Telephone poles marked the path to a man of substance in rural areas.
In areas where there were no prominent people, urgent news had to be communicated through word of mouth. This explains why, in 1970, R.M Wanjagi, MP for Kangema, lobbied the government to connect his constituency to the rest of the world.
He begged the government to set up full postal services at the Kangema Divisional Headquarters.
Wanjagi was convinced that his birthplace deserved better treatment from the government because it had begun to attract investors and banks were opening branches.
As a result, he was overjoyed when the government responded that the Ministry of Power and Telecommunications planned to establish savings banks and money order facilities in Kangema.
The MP was shocked, however, when Assistant Minister for Power and Telecommunications D.C.N Moss informed him that Kangema could not be upgraded to receive postal services because the branch was losing money.
Moss explained to Wanjagi that despite the fact that the office had been open since 1954, the sub-post office had never generated more than Sh215 per month. This was far below the minimum wage for a facility of its calibre. At the time, the minimum monthly income for a sub-post office to be upgraded was Sh1,500.
Wanjagi was having none of it. He was furious that Kangema was losing money because its sub-post office was inside a bakery.
"There are no facilities for customers, so you can't have customers if there aren't any, which is why the earnings are so low. What will the government do to obtain its own separate house that is not a bakery?"

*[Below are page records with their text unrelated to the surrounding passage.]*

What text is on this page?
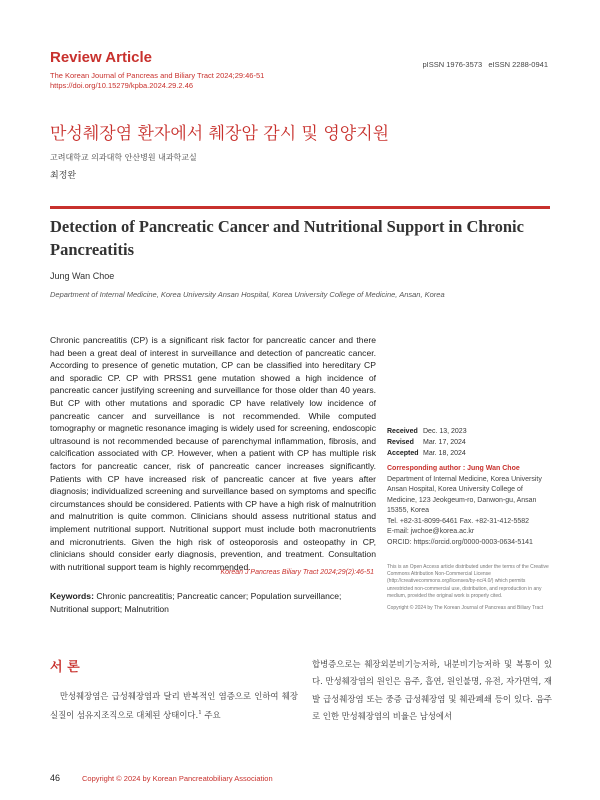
Review Article
The Korean Journal of Pancreas and Biliary Tract 2024;29:46-51
https://doi.org/10.15279/kpba.2024.29.2.46
pISSN 1976-3573   eISSN 2288-0941
만성췌장염 환자에서 췌장암 감시 및 영양지원
고려대학교 의과대학 안산병원 내과학교실
최정완
Detection of Pancreatic Cancer and Nutritional Support in Chronic Pancreatitis
Jung Wan Choe
Department of Internal Medicine, Korea University Ansan Hospital, Korea University College of Medicine, Ansan, Korea

Chronic pancreatitis (CP) is a significant risk factor for pancreatic cancer and there had been a great deal of interest in surveillance and detection of pancreatic cancer. According to presence of genetic mutation, CP can be classified into hereditary CP and sporadic CP. CP with PRSS1 gene mutation showed a high incidence of pancreatic cancer justifying screening and surveillance for those older than 40 years. But CP with other mutations and sporadic CP have relatively low incidence of pancreatic cancer and surveillance is not recommended. While computed tomography or magnetic resonance imaging is widely used for screening, endoscopic ultrasound is not recommended because of parenchymal inflammation, fibrosis, and calcification associated with CP. However, when a patient with CP has multiple risk factors for pancreatic cancer, risk of pancreatic cancer increases significantly. Patients with CP have increased risk of pancreatic cancer at five years after diagnosis; individualized screening and surveillance based on symptoms and specific circumstances should be considered. Patients with CP have a high risk of malnutrition and malnutrition is quite common. Clinicians should assess nutritional status and implement nutritional support. Nutritional support must include both macronutrients and micronutrients. Given the high risk of osteoporosis and osteopathy in CP, clinicians should consider early diagnosis, prevention, and treatment. Consultation with nutritional support team is highly recommended.

Korean J Pancreas Biliary Tract 2024;29(2):46-51
Keywords: Chronic pancreatitis; Pancreatic cancer; Population surveillance; Nutritional support; Malnutrition
Received Dec. 13, 2023
Revised Mar. 17, 2024
Accepted Mar. 18, 2024
Corresponding author : Jung Wan Choe
Department of Internal Medicine, Korea University
Ansan Hospital, Korea University College of
Medicine, 123 Jeokgeum-ro, Danwon-gu, Ansan
15355, Korea
Tel. +82-31-8099-6461 Fax. +82-31-412-5582
E-mail: jwchoe@korea.ac.kr
ORCID: https://orcid.org/0000-0003-0634-5141
This is an Open Access article distributed under the terms of the Creative Commons Attribution Non-Commercial License (http://creativecommons.org/licenses/by-nc/4.0/) which permits unrestricted non-commercial use, distribution, and reproduction in any medium, provided the original work is properly cited.
Copyright © 2024 by The Korean Journal of Pancreas and Biliary Tract
서 론
만성췌장염은 급성췌장염과 달리 반복적인 염증으로 인하여 췌장 실질이 섬유지조직으로 대체된 상태이다.$^1$ 주요
합병증으로는 췌장외분비기능저하, 내분비기능저하 및 복통이 있다. 만성췌장염의 원인은 음주, 흡연, 원인불명, 유전, 자가면역, 재발 급성췌장염 또는 중증 급성췌장염 및 췌관폐쇄 등이 있다. 음주로 인한 만성췌장염의 비율은 남성에서
46	Copyright © 2024 by Korean Pancreatobiliary Association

Moss was moved by the bakery explanation and told Wanjagi: "If the figure remains constant as it is now, I believe the post office has every chance of being upgraded."
Kenya Post and Telecommunications Corporation was decommissioned in 1999 and divided into Telkom, Posta and the Communications Authority.
The advent of mobile phones and the internet has rendered mail and fixed telephone services obsolete.
Despite these technological advancements, some remote areas of the country still lack access to telephone services.